Mas talvez tenhamos abandonado apenas uma das formas possíveis de realizá-lo.
Quando penso no jovem Lucas que desejava ser diplomata, percebo que por trás daquele desejo havia algo maior: curiosidade pelo mundo, interesse pelas relações internacionais e vontade de construir pontes entre pessoas, instituições e países.
E isso permaneceu.
Nos últimos anos, passei a participar de missões internacionais e agendas envolvendo governos, universidades e empresas de diferentes países. Mato Grosso passou a ocupar o centro de muitas dessas conversas.
Foi nesse percurso que conheci mais de perto a paradiplomacia, conceito que descreve a atuação internacional de governos subnacionais, como estados, províncias e municípios. Aos poucos, percebi que aquela palavra também ajudava a explicar parte do caminho profissional que eu mesmo vinha percorrendo.

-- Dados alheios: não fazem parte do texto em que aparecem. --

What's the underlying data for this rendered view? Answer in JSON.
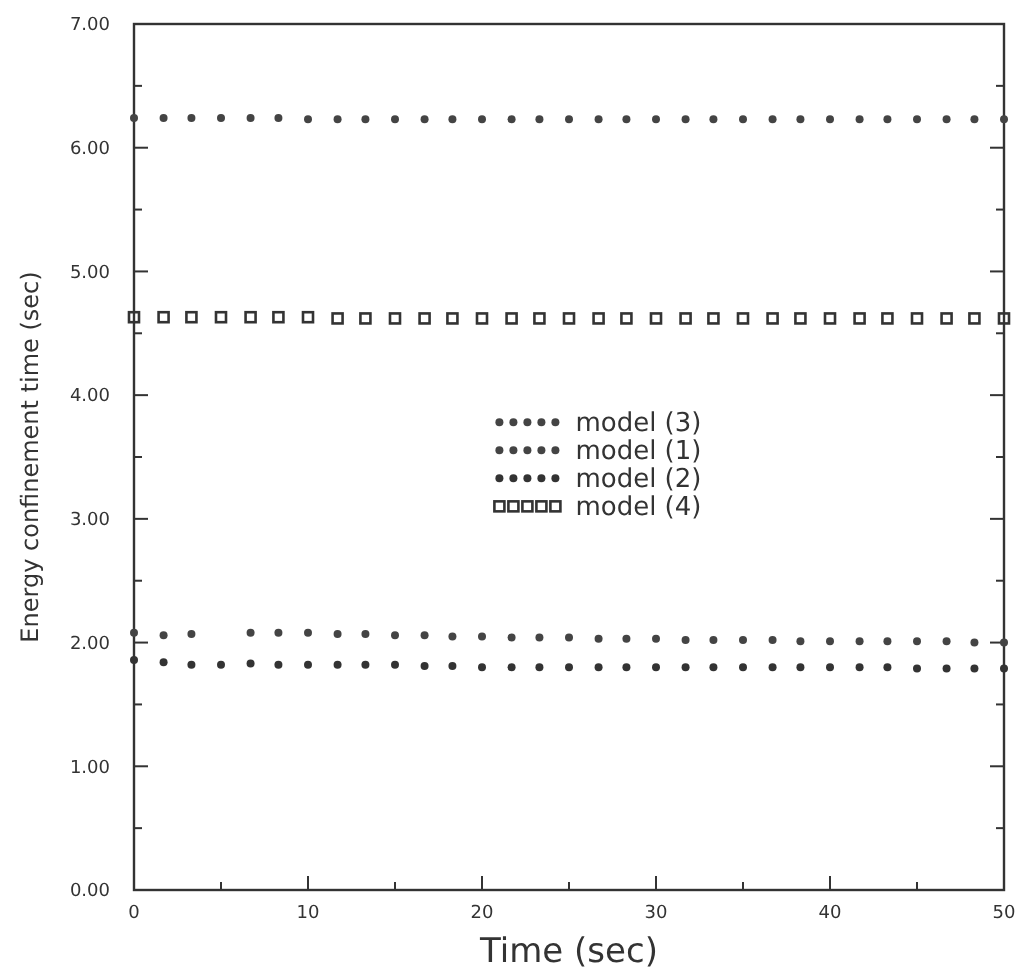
{
  "chart_data": {
    "type": "scatter",
    "xlabel": "Time (sec)",
    "ylabel": "Energy confinement time (sec)",
    "x": [
      0,
      1.7,
      3.3,
      5,
      6.7,
      8.3,
      10,
      11.7,
      13.3,
      15,
      16.7,
      18.3,
      20,
      21.7,
      23.3,
      25,
      26.7,
      28.3,
      30,
      31.7,
      33.3,
      35,
      36.7,
      38.3,
      40,
      41.7,
      43.3,
      45,
      46.7,
      48.3,
      50
    ],
    "xlim": [
      0,
      50
    ],
    "xticks": [
      0,
      {
        "value": 5,
        "label": null
      },
      10,
      {
        "value": 15,
        "label": null
      },
      20,
      {
        "value": 25,
        "label": null
      },
      30,
      {
        "value": 35,
        "label": null
      },
      40,
      {
        "value": 45,
        "label": null
      },
      50
    ],
    "ylim": [
      0,
      7
    ],
    "yticks": [
      {
        "value": 0,
        "label": "0.00"
      },
      {
        "value": 0.5,
        "label": null
      },
      {
        "value": 1,
        "label": "1.00"
      },
      {
        "value": 1.5,
        "label": null
      },
      {
        "value": 2,
        "label": "2.00"
      },
      {
        "value": 2.5,
        "label": null
      },
      {
        "value": 3,
        "label": "3.00"
      },
      {
        "value": 3.5,
        "label": null
      },
      {
        "value": 4,
        "label": "4.00"
      },
      {
        "value": 4.5,
        "label": null
      },
      {
        "value": 5,
        "label": "5.00"
      },
      {
        "value": 5.5,
        "label": null
      },
      {
        "value": 6,
        "label": "6.00"
      },
      {
        "value": 6.5,
        "label": null
      },
      {
        "value": 7,
        "label": "7.00"
      }
    ],
    "legend": "center",
    "marker": "circle",
    "grid": false,
    "series": [
      {
        "name": "model (3)",
        "color": "#444444",
        "values": [
          6.24,
          6.24,
          6.24,
          6.24,
          6.24,
          6.24,
          6.23,
          6.23,
          6.23,
          6.23,
          6.23,
          6.23,
          6.23,
          6.23,
          6.23,
          6.23,
          6.23,
          6.23,
          6.23,
          6.23,
          6.23,
          6.23,
          6.23,
          6.23,
          6.23,
          6.23,
          6.23,
          6.23,
          6.23,
          6.23,
          6.23
        ]
      },
      {
        "name": "model (1)",
        "color": "#444444",
        "values": [
          2.08,
          2.06,
          2.07,
          null,
          2.08,
          2.08,
          2.08,
          2.07,
          2.07,
          2.06,
          2.06,
          2.05,
          2.05,
          2.04,
          2.04,
          2.04,
          2.03,
          2.03,
          2.03,
          2.02,
          2.02,
          2.02,
          2.02,
          2.01,
          2.01,
          2.01,
          2.01,
          2.01,
          2.01,
          2.0,
          2.0
        ]
      },
      {
        "name": "model (2)",
        "color": "#333333",
        "values": [
          1.86,
          1.84,
          1.82,
          1.82,
          1.83,
          1.82,
          1.82,
          1.82,
          1.82,
          1.82,
          1.81,
          1.81,
          1.8,
          1.8,
          1.8,
          1.8,
          1.8,
          1.8,
          1.8,
          1.8,
          1.8,
          1.8,
          1.8,
          1.8,
          1.8,
          1.8,
          1.8,
          1.79,
          1.79,
          1.79,
          1.79
        ]
      },
      {
        "name": "model (4)",
        "color": "#333333",
        "marker": "square",
        "values": [
          4.63,
          4.63,
          4.63,
          4.63,
          4.63,
          4.63,
          4.63,
          4.62,
          4.62,
          4.62,
          4.62,
          4.62,
          4.62,
          4.62,
          4.62,
          4.62,
          4.62,
          4.62,
          4.62,
          4.62,
          4.62,
          4.62,
          4.62,
          4.62,
          4.62,
          4.62,
          4.62,
          4.62,
          4.62,
          4.62,
          4.62
        ]
      }
    ]
  }
}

Não me tornei diplomata. Mas, por outros caminhos, passei a contribuir para a construção de pontes entre Mato Grosso e o mundo.
Como cristão, creio na providência de Deus. Talvez uma das coisas mais bonitas da vida seja olhar para trás e perceber que caminhos aparentemente desconectados eram fios de uma mesma tapeçaria. Enquanto enxergamos apenas partes do desenho, Deus vê a obra inteira e, como o grande Tapeceiro, não perde o fio da nossa história.

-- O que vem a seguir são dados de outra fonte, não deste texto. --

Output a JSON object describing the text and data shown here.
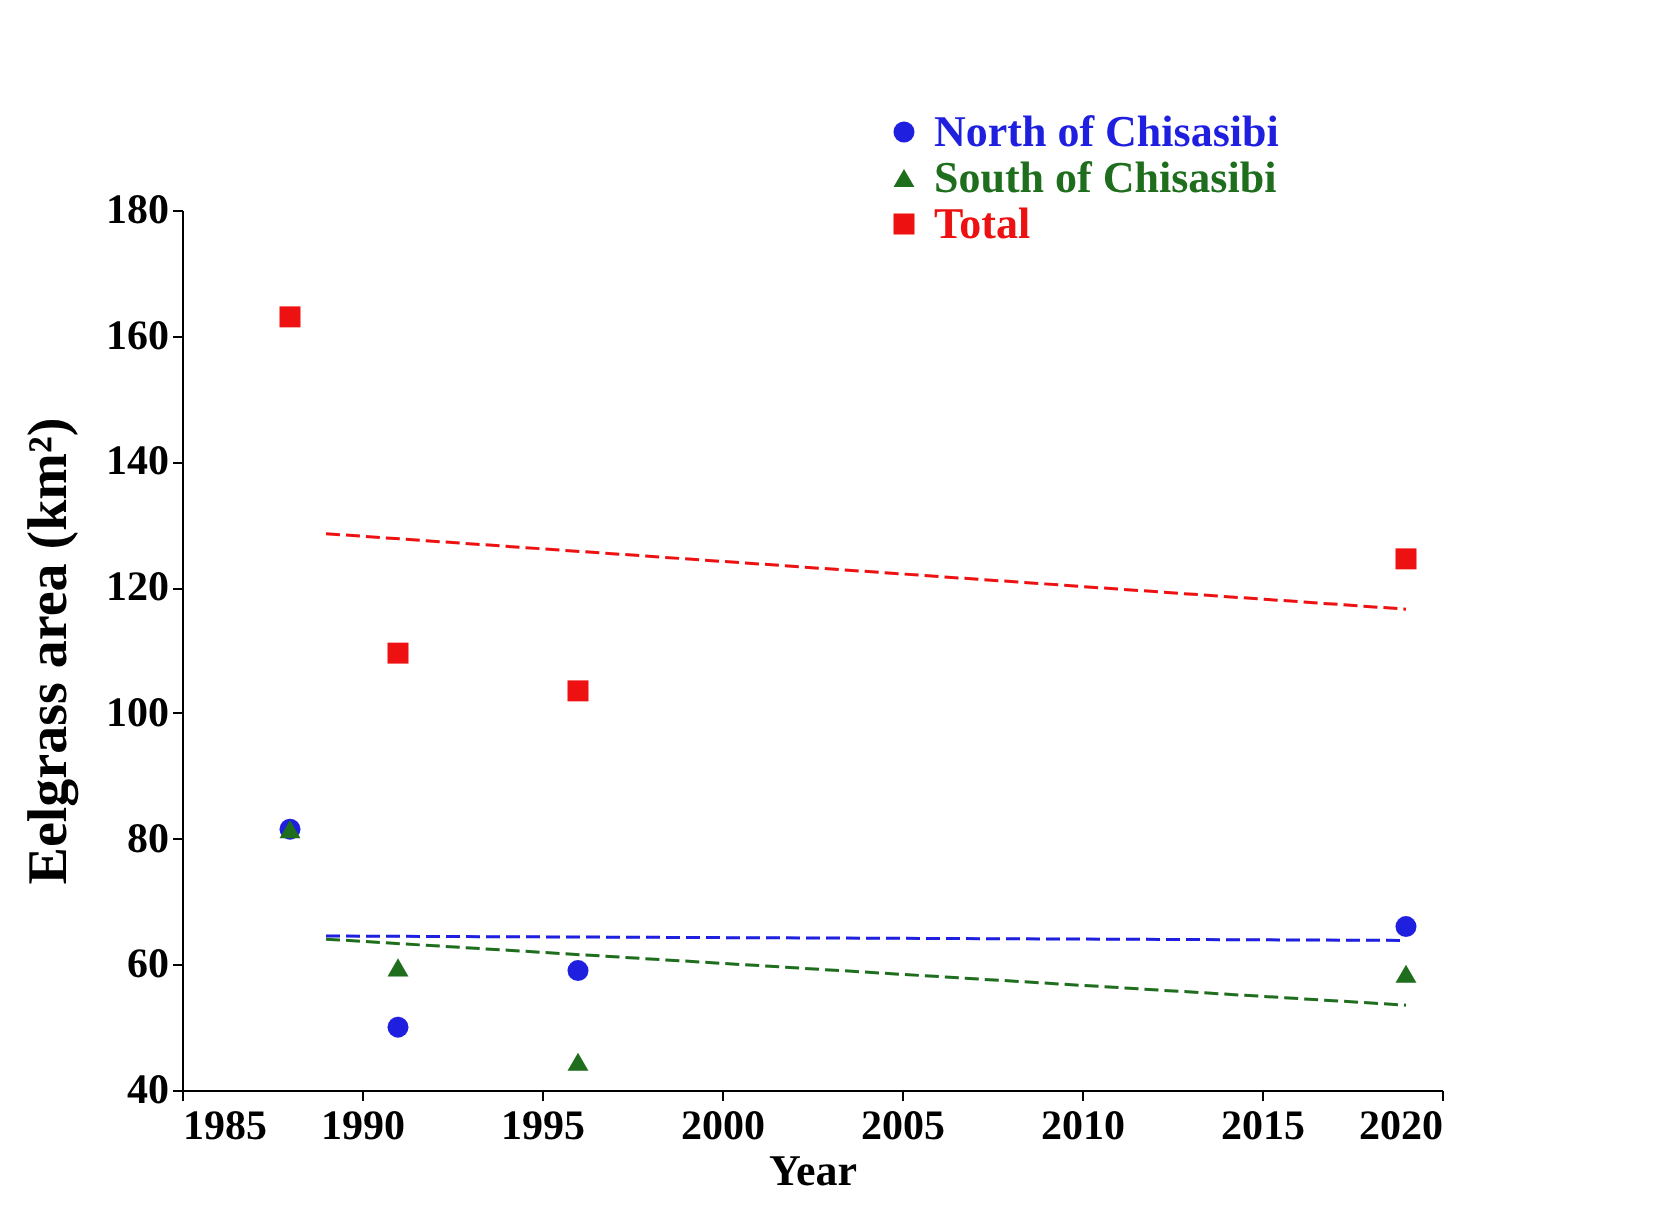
{
  "chart_data": {
    "type": "scatter",
    "xlabel": "Year",
    "ylabel": "Eelgrass area (km²)",
    "xlim": [
      1985,
      2020
    ],
    "xticks": [
      1985,
      1990,
      1995,
      2000,
      2005,
      2010,
      2015,
      2020
    ],
    "ylim": [
      40,
      180
    ],
    "yticks": [
      40,
      60,
      80,
      100,
      120,
      140,
      160,
      180
    ],
    "grid": false,
    "legend": "top right",
    "series": [
      {
        "name": "North of Chisasibi",
        "color": "#1f1fe0",
        "marker": "circle",
        "x": [
          1988,
          1991,
          1996,
          2019
        ],
        "values": [
          81.5,
          50,
          59,
          66
        ]
      },
      {
        "name": "South of Chisasibi",
        "color": "#1e6e1e",
        "marker": "triangle",
        "x": [
          1988,
          1991,
          1996,
          2019
        ],
        "values": [
          81.5,
          59.5,
          44.5,
          58.5
        ]
      },
      {
        "name": "Total",
        "color": "#ee1111",
        "marker": "square",
        "x": [
          1988,
          1991,
          1996,
          2019
        ],
        "values": [
          163,
          109.5,
          103.5,
          124.5
        ]
      },
      {
        "type": "line",
        "color": "#1f1fe0",
        "marker": "none",
        "line_style": "dashed",
        "x": [
          1989,
          2019
        ],
        "values": [
          64.5,
          63.8
        ]
      },
      {
        "type": "line",
        "color": "#1e6e1e",
        "marker": "none",
        "line_style": "dashed",
        "x": [
          1989,
          2019
        ],
        "values": [
          64,
          53.5
        ]
      },
      {
        "type": "line",
        "color": "#ee1111",
        "marker": "none",
        "line_style": "dashed",
        "x": [
          1989,
          2019
        ],
        "values": [
          128.5,
          116.5
        ]
      }
    ]
  }
}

Muitas pessoas carregam um sonho que acreditam ter deixado para trás.
Em vez de perguntar apenas por que aquele sonho não se realizou como imaginávamos, talvez valha fazer outra pergunta: o que havia nele que verdadeiramente nos movia?
A resposta pode revelar algo surpreendente: talvez aquele sonho nunca tenha desaparecido.
Ele apenas encontrou outra maneira de existir.
Prof. Dr. Lucas Oliveira de Sousa - PhD em Ciências Agrícolas pela Universität Hohenheim, Alemanha, professor da UFMT, especialista em agronegócio e internacionalização.